Vivaldi - Gloria - St. Martin-in-the-Fields

Performing at St. Martin-in-the-Fields is always a privilege. The site on the North-East corner of London's iconic Trafalgar Square has a fascinating history dating back to Roman times (c.410 AD). A magnificent example of Neoclassical architecture, the current building was designed by architect James Gibbs and construction was completed in 1726.


Concerts at St. Martin-in-the-Fields tend to attract sizeable and international audiences. With the proximity of many theatres and other venues, and taking into account the enormous variety of entertainment on offer around the capital, I find it incredibly encouraging that so many visitors choose to attend performances at St. Martin-in-the-Fields.

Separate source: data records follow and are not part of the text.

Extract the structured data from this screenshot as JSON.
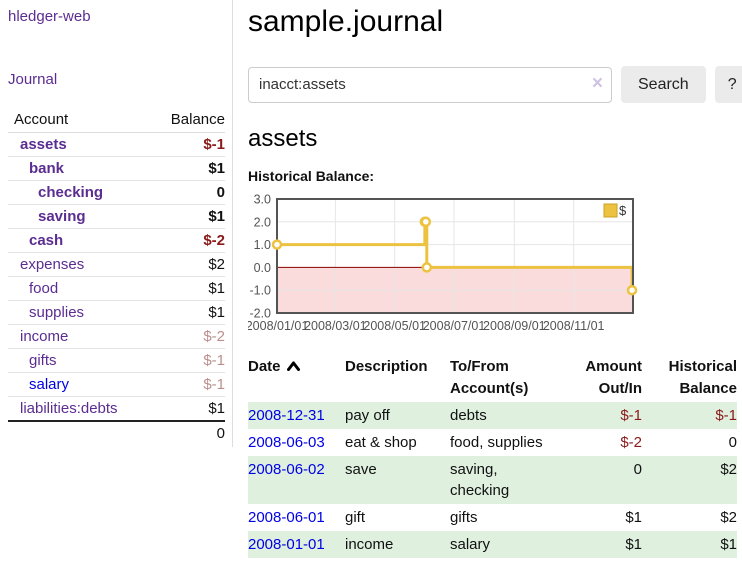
{
  "app": {
    "brand": "hledger-web"
  },
  "sidebar": {
    "nav": {
      "journal_label": "Journal"
    },
    "table": {
      "account_header": "Account",
      "balance_header": "Balance",
      "rows": [
        {
          "label": "assets",
          "depth": 0,
          "bold": true,
          "value": "$-1",
          "vclass": "neg"
        },
        {
          "label": "bank",
          "depth": 1,
          "bold": true,
          "value": "$1",
          "vclass": "plain"
        },
        {
          "label": "checking",
          "depth": 2,
          "bold": true,
          "value": "0",
          "vclass": "plain"
        },
        {
          "label": "saving",
          "depth": 2,
          "bold": true,
          "value": "$1",
          "vclass": "plain"
        },
        {
          "label": "cash",
          "depth": 1,
          "bold": true,
          "value": "$-2",
          "vclass": "neg"
        },
        {
          "label": "expenses",
          "depth": 0,
          "bold": false,
          "value": "$2",
          "vclass": "plain"
        },
        {
          "label": "food",
          "depth": 1,
          "bold": false,
          "value": "$1",
          "vclass": "plain"
        },
        {
          "label": "supplies",
          "depth": 1,
          "bold": false,
          "value": "$1",
          "vclass": "plain"
        },
        {
          "label": "income",
          "depth": 0,
          "bold": false,
          "value": "$-2",
          "vclass": "dim"
        },
        {
          "label": "gifts",
          "depth": 1,
          "bold": false,
          "value": "$-1",
          "vclass": "dim"
        },
        {
          "label": "salary",
          "depth": 1,
          "bold": false,
          "value": "$-1",
          "vclass": "dim",
          "blue": true
        },
        {
          "label": "liabilities:debts",
          "depth": 0,
          "bold": false,
          "value": "$1",
          "vclass": "plain"
        }
      ],
      "total": "0"
    }
  },
  "header": {
    "title": "sample.journal"
  },
  "search": {
    "value": "inacct:assets",
    "clear_glyph": "×",
    "button_label": "Search",
    "help_label": "?"
  },
  "account_page": {
    "title": "assets",
    "chart_label": "Historical Balance:"
  },
  "chart_data": {
    "type": "line",
    "step": true,
    "title": "Historical Balance",
    "series": [
      {
        "name": "$",
        "color": "#edc240",
        "x_days": [
          0,
          152,
          153,
          154,
          365
        ],
        "dates": [
          "2008-01-01",
          "2008-06-01",
          "2008-06-02",
          "2008-06-03",
          "2008-12-31"
        ],
        "values": [
          1,
          2,
          2,
          0,
          -1
        ]
      }
    ],
    "ylim": [
      -2,
      3
    ],
    "ytick_values": [
      3,
      2,
      1,
      0,
      -1,
      -2
    ],
    "ytick_labels": [
      "3.0",
      "2.0",
      "1.0",
      "0.0",
      "-1.0",
      "-2.0"
    ],
    "xlim_days": [
      0,
      366
    ],
    "xticks": [
      {
        "day": 0,
        "label": "2008/01/01"
      },
      {
        "day": 60,
        "label": "2008/03/01"
      },
      {
        "day": 121,
        "label": "2008/05/01"
      },
      {
        "day": 182,
        "label": "2008/07/01"
      },
      {
        "day": 244,
        "label": "2008/09/01"
      },
      {
        "day": 305,
        "label": "2008/11/01"
      }
    ],
    "legend": {
      "label": "$",
      "position": "top-right"
    },
    "grid": true,
    "colors": {
      "negative_fill": "#fbdcdc",
      "zero_line": "#8b0000",
      "grid": "#e6e6e6",
      "border": "#545454",
      "axis_text": "#545454",
      "marker_fill": "#ffffff",
      "legend_swatch_border": "#c9a227"
    }
  },
  "journal": {
    "headers": {
      "date": "Date",
      "description": "Description",
      "accounts": "To/From\nAccount(s)",
      "amount": "Amount\nOut/In",
      "balance": "Historical\nBalance"
    },
    "rows": [
      {
        "date": "2008-12-31",
        "description": "pay off",
        "accounts": "debts",
        "amount": "$-1",
        "balance": "$-1"
      },
      {
        "date": "2008-06-03",
        "description": "eat & shop",
        "accounts": "food, supplies",
        "amount": "$-2",
        "balance": "0"
      },
      {
        "date": "2008-06-02",
        "description": "save",
        "accounts": "saving, checking",
        "amount": "0",
        "balance": "$2"
      },
      {
        "date": "2008-06-01",
        "description": "gift",
        "accounts": "gifts",
        "amount": "$1",
        "balance": "$2"
      },
      {
        "date": "2008-01-01",
        "description": "income",
        "accounts": "salary",
        "amount": "$1",
        "balance": "$1"
      }
    ]
  },
  "colors": {
    "link_purple": "#5b2d91",
    "link_blue": "#0000e6",
    "negative_red": "#8b1a1a",
    "dim_red": "#bc8f8f",
    "row_stripe_green": "#dff0df",
    "series_gold": "#edc240"
  }
}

It's hardly surprising though, as there is a varied programme of events on offer, with exceptionally talented performers performing well-known music in concerts of an exceptional calibre - happening right in the heart of London.

On this occasion, the 25th February 2017, the Brandenburg Baroque Soloists performed Bach's 'Concerto for Two Violins in D minor' (BWV 1043) and the 'Brandenburg Concerto No.3 in G major' (BWV1048), both were directed by lead violinist Adrian Butterfield.

In the second half of the concert, the ensemble was joined by conductor Mark Gotham and the Chapel Choir of Churchill College, Cambridge, as well as oboist, Geoff Coates and natural trumpet player, Russell Gilmour. The orchestra and choir performed Vivaldi s 'Gloria' - with many excellent moments all round. The two soloists, Natasha Day and Katie Coventry were brilliant, both individually and together - their duet in 'Laudamus te' was beautiful. Mark Gotham directed the ensemble with enthusiasm and vitality and it was a very enjoyable performance. The final movement, 'Cum Sancto Spiritu' was full of energy and the final chord of the concert was just perfect, resounding throughout the wonderful acoustic space inside St. Martin-in-the-Fields.

Thanks to all in the Brandenburg Baroque Soloists, and in particular to their Artistic Director Robert Porter.